La psychiatrie "livrée en pâture à la furia médiatique" 

Les psychiatres expliquent que «la radicalisation d'un individu ne s'inscrit que très rarement dans un contexte délirant pouvant disparaître avec la prise d'un traitement». Par ailleurs, «un citoyen vivant avec un trouble psychiatrique peut être stabilisé sur le plan de sa santé mentale et être radicalisé, tout comme peut être radicalisé un citoyen sans trouble psychiatrique», précisent-ils. Les signataires rappellent que les soins sans consentement sont encadrés par la loi et doivent être justifiés par des symptômes psychiatriques. De même, les injonctions de soins dans le cadre d'un suivi sociojudiciaire, prononcées en tant que peine par le tribunal correctionnel ou la cour d'assises, sont encadrées avec une durée et un cadre réglementaire qui garantit le respect des libertés individuelles dans un état de droit.

Dans un processus «aussi complexe que celui de la prévention des facteurs de risque de passage à l'acte chez des sujets radicalisés», il est nécessaire que «les approches policières, sociales, médicales soient croisées dans le respect de la place de chacun», poursuivent-ils. «Rejeter la responsabilité sur un acteur, le livrant en pâture à la furia médiatique n'honore pas le ministre de l'Intérieur et ne fait pas avancer le dialogue démocratique», conclut le collectif.

 

La psychiatrie "ne prendra que ses responsabilités" 
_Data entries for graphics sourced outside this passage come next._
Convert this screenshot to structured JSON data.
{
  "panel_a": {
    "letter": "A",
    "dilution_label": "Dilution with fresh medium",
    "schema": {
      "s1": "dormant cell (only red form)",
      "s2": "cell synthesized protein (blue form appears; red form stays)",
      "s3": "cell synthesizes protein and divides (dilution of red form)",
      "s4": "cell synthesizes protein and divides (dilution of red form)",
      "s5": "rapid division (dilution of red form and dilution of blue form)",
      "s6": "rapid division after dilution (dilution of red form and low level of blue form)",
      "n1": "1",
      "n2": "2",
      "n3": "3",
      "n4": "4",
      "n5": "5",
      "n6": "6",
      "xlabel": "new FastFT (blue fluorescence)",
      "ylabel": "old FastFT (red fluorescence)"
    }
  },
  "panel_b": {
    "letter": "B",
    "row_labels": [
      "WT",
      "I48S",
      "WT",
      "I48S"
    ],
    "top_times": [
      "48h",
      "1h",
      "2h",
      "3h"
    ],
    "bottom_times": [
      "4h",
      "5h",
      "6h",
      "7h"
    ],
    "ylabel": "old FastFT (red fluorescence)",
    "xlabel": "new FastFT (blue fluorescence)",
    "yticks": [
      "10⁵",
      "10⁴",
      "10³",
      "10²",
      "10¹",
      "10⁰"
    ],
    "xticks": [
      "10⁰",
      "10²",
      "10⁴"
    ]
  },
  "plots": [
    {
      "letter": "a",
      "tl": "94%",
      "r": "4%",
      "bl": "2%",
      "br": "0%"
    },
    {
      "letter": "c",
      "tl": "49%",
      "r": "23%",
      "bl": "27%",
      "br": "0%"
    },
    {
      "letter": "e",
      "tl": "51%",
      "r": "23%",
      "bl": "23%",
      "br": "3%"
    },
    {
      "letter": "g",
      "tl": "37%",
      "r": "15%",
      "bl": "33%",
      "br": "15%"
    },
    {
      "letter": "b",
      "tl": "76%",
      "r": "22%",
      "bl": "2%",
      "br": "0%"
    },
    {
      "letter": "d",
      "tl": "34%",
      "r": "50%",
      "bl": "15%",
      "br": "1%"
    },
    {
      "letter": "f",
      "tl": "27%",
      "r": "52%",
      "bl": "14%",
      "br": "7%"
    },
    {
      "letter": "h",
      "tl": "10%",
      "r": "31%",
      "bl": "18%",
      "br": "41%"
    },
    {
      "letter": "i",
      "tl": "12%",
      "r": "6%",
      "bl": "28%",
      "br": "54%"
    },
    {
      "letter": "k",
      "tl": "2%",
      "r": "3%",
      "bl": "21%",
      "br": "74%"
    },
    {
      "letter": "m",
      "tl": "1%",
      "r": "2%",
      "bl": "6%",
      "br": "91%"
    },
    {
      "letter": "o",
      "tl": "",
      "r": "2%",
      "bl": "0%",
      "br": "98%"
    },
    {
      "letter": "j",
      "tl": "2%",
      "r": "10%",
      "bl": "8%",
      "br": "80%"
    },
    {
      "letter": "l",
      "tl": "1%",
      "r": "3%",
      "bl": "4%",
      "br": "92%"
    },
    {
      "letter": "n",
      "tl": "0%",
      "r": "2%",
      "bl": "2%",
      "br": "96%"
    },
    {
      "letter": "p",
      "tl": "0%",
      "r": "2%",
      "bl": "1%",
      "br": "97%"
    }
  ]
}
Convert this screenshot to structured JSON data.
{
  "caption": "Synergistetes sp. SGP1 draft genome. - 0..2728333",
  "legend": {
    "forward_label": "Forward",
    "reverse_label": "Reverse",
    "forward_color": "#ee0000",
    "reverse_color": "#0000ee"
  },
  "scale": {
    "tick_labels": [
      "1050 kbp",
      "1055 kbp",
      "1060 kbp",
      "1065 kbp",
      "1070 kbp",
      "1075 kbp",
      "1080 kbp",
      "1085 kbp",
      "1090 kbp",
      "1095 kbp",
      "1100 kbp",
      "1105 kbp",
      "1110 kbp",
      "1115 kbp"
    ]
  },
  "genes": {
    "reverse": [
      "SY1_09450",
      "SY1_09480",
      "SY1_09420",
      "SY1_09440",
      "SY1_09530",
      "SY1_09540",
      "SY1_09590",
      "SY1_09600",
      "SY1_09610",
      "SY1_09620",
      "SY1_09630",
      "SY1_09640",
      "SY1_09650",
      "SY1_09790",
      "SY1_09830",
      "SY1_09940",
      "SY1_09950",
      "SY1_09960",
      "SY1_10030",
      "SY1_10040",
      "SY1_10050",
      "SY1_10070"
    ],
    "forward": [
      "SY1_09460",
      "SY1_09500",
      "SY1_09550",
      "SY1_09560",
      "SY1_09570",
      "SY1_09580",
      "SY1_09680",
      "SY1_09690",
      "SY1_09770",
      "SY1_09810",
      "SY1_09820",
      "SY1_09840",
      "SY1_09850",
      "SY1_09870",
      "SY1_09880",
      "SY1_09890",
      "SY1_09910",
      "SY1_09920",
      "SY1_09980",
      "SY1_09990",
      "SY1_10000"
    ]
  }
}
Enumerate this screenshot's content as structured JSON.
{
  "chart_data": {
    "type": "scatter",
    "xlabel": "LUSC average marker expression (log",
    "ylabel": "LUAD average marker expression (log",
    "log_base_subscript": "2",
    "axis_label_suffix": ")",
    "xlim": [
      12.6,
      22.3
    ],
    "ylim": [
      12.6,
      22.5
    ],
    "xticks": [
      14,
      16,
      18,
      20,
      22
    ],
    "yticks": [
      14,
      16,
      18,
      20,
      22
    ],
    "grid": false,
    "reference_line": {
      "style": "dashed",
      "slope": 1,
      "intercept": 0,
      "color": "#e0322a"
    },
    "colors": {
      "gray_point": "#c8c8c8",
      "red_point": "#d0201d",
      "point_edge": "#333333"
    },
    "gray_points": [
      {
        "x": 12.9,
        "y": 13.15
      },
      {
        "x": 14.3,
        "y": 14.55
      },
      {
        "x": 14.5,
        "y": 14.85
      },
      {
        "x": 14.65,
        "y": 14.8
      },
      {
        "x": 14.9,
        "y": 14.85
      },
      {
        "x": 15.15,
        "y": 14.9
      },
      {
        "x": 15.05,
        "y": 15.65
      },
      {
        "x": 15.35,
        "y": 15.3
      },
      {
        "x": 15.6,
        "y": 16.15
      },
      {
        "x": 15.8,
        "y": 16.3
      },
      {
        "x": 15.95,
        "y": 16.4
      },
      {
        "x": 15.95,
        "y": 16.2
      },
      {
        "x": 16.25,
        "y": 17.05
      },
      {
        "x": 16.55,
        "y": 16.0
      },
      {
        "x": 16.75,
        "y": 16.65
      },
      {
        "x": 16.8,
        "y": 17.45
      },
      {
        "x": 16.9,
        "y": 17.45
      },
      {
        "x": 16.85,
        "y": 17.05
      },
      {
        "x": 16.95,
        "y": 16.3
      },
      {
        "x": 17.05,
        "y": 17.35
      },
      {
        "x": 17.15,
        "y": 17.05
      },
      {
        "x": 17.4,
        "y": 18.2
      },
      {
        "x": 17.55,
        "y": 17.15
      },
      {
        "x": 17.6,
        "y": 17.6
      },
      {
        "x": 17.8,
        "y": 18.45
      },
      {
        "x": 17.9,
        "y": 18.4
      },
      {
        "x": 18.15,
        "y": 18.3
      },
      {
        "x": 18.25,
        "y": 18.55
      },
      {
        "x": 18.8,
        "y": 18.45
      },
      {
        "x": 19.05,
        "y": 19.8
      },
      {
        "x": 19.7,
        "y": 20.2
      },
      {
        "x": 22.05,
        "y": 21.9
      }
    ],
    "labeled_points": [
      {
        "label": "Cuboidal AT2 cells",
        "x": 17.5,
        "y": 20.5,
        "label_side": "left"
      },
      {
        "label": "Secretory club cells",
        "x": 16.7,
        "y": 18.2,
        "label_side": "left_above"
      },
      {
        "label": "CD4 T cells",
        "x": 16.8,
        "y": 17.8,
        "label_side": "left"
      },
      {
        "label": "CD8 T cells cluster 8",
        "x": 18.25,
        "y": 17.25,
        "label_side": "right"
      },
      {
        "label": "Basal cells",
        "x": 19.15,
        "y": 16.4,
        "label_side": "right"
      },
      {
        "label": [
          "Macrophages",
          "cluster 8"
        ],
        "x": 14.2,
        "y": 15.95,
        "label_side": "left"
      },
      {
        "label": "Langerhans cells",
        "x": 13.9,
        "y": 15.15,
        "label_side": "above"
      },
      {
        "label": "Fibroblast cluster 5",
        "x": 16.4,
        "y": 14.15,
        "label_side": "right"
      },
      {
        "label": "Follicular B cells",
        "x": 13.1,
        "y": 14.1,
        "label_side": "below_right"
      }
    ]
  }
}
 «La psychiatrie prend ses responsabilités, mais elle ne prendra que ses responsabilités», écrivent enfin les experts auprès des tribunaux, également montés au créneau dans cette affaire, soulignant que cette discipline n'est ni un «bouclier contre le terrorisme, ni un bouc émissaire». Ils appellent pour conclure à respecter la communauté psychiatrique dans son travail, alors qu'elle «œuvre au quotidien pour le soin des malades [...] dans un contexte de criante pénurie de moyens qu'aucun responsable politique n'ignore».

L'intervention de la psychiatrie dans le domaine de la radicalisation religieuse ne peut être que subtile et humble. Les certitudes définitives et le fantasme d'un savoir tout-puissant n'y ont pas de place.